Rethinking Ethics and Economics for a Just Future of Work
Thursday, October 17, 2024
4:00 PM - 5:30 PM
Zoom
The Philosophy Colloquium Series continues with an online event: "Rethinking Ethics and Economics for a Just Future of Work" by Dr. Joshua Preiss (Minnesota State Univeristy, Mankato). This event is free and open to the public. All are welcome!
Passcode: 582370
Abstract:
In this talk, Dr. Preiss will articulate and defend four categories of value: (1) Place, in the form of community and country (2) Status, particularly the status of workers without “high-end human capital” (3) Freedom as control or non-domination, and (4) economic and physical Security. These values, though frequently ignored or cast aside in economic models of efficiency and philosophical models of justice, are essential to understanding the significant costs of labor market and geographical economic polarization. The sustained failure to address these costs plays a central role in the rise right-wing populist parties and candidates and declining support for liberal and democratic norms and institutions. If a free and inclusively prosperous future depends on the ongoing health of existing liberal democracies, then these values must play a central role in the discussion of inevitable tradeoffs in economic policy, even when they conflict with alternative measures of efficiency or justice.
About the speaker:
Joshua Preiss is Professor of Philosophy and Co-Director of the Program in Philosophy, Politics, and Economics at Minnesota State University, Mankato. He regularly teaches courses in business ethics, philosophy of race, class, and gender, philosophy of economics, and social and political philosophy.
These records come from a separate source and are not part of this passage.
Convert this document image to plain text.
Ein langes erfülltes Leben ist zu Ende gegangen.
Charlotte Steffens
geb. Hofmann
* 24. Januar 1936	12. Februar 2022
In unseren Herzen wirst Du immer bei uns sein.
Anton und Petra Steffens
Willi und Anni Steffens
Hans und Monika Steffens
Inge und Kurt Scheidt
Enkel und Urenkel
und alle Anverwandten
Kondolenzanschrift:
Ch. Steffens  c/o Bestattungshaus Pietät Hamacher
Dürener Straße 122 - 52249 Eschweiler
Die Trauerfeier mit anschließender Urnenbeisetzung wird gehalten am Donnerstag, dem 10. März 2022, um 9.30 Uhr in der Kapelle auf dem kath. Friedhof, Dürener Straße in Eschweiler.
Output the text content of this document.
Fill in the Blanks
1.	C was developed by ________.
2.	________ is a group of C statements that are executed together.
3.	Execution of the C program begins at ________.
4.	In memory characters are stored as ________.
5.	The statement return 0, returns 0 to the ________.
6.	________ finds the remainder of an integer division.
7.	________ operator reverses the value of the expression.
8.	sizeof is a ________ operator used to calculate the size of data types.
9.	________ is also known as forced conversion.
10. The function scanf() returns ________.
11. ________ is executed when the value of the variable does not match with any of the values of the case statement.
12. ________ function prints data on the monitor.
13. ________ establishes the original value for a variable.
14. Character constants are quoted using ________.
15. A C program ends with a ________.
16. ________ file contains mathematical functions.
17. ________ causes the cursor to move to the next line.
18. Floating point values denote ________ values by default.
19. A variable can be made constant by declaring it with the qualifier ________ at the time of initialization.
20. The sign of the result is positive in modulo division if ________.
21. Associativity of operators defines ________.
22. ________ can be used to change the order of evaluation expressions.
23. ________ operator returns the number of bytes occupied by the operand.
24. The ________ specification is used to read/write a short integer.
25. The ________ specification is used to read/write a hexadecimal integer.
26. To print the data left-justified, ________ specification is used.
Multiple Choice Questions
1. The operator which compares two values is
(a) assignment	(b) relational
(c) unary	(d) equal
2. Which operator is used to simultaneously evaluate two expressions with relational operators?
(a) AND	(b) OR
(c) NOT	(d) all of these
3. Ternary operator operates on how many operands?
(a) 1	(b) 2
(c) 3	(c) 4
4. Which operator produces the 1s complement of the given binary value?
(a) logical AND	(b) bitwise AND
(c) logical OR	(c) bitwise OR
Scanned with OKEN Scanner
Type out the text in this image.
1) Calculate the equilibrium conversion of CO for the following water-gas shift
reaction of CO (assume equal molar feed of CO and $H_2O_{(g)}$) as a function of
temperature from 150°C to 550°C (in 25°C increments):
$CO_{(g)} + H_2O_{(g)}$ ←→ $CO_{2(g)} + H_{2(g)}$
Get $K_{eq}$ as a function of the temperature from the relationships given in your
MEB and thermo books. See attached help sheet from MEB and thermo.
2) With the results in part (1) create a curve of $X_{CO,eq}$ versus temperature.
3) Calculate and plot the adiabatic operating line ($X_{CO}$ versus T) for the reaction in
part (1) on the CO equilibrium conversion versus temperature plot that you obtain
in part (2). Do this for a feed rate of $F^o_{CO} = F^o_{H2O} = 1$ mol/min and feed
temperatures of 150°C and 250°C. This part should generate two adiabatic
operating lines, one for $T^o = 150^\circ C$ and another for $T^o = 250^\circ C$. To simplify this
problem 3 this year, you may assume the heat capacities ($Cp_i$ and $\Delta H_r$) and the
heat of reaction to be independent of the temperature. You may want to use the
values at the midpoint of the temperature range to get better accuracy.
His recent monograph Just Work for All: The American Dream in the 21st Century, was published by Routledge in 2021. Preiss’ current research, including the book project The Ethics of Industrial Policy, centers on the ethics, politics, and economics of technological change and the future of work. His forthcoming articles include “Freedom and Financial Market Reform” in the Anthology The Philosophy of Money and Finance (Oxford) “The Moral and Political Importance of Good Jobs” in The Oxford Handbook on Philosophy and Work, “Opportunity Issues: Which American Dream?” in the Routledge Handbook on the American Dream, and “Global Value Chains: A Moral Cost-Benefit Analysis” in The Cambridge Handbook on the Economics of Global Value Chains.